Angolares
Alda do Espírito Santo (1926-2010)
Canoa frágil, à beira da praia,
panos presos na cintura,
uma vela a flutuar…
Calema, mar em fora
canoa flutuando por sobre as procelas das águas,
lá vai o barquinho da fome.
Rostos duros de angolares
na luta com o gandu
por sobre a procela das ondas
remando, remando
no mar dos tubarões
p’la fome de cada dia.
Lá longe, na praia,
na orla dos coqueiros
quissandas em fila,
abrigando cubatas,
izaquente cozido
em panela de barro.
Hoje, amanhã e todos os dias
espreita a canoa andante
por sobre a procela das águas.
A canoa é vida
a praia é extensa
areal, areal sem fim.
Nas canoas amarradas
aos coqueiros da praia.
O mar é vida.
P’ra além as terras do cacau
nada dizem ao angolar
“Terras tem seu dono”.
E o angolar na faina do mar,
tem a orla da praia
as cubatas de quissandas,
as gibas pestilentas
mas não tem terras.
P’ra ele, a luta das ondas,
a luta com o gandu,
as canoas balouçando no mar
e a orla imensa da praia.
Notas:
Angolar: grupo étnico são-tomense.

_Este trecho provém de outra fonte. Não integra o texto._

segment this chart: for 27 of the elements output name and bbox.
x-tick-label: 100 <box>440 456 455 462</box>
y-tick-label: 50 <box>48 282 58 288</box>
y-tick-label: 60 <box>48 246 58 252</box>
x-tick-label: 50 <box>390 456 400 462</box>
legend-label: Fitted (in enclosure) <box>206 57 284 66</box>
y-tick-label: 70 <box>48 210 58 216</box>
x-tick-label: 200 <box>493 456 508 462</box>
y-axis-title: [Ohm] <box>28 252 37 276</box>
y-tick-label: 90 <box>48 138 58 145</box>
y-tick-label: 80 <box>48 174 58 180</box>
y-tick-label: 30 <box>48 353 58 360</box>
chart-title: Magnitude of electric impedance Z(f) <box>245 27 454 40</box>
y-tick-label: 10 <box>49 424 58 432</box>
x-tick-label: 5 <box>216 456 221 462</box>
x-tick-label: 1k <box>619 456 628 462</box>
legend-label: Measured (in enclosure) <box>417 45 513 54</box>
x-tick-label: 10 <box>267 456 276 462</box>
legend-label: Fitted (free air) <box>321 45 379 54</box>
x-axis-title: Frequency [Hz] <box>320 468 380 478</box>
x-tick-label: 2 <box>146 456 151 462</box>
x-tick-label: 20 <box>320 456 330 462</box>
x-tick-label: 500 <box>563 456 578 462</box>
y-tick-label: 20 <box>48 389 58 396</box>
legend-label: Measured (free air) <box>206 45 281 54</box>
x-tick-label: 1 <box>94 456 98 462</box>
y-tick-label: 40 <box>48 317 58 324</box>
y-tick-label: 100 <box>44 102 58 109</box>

Segundo a
tradição portuguesa, sem confirmação científica, teria naufragado, em frente ao
extremo sul da Ilha de São Tomé, um barco transportando cativos (1550). Estes,
logrando alcançar a costa, teriam dado origem ao Povo Angolar. Admite-se,
todavia, que os angolares tenham alcançado a Ilha por seus próprios meios,
provenientes do continente africano;
Calema: ondulação forte do mar;
Gandu: tubarão;
Quissanda: tapumes feitos com folhas de
palmeira;
Izaquente: frutos cujas sementes são
caracterizadas por um alto poder energético.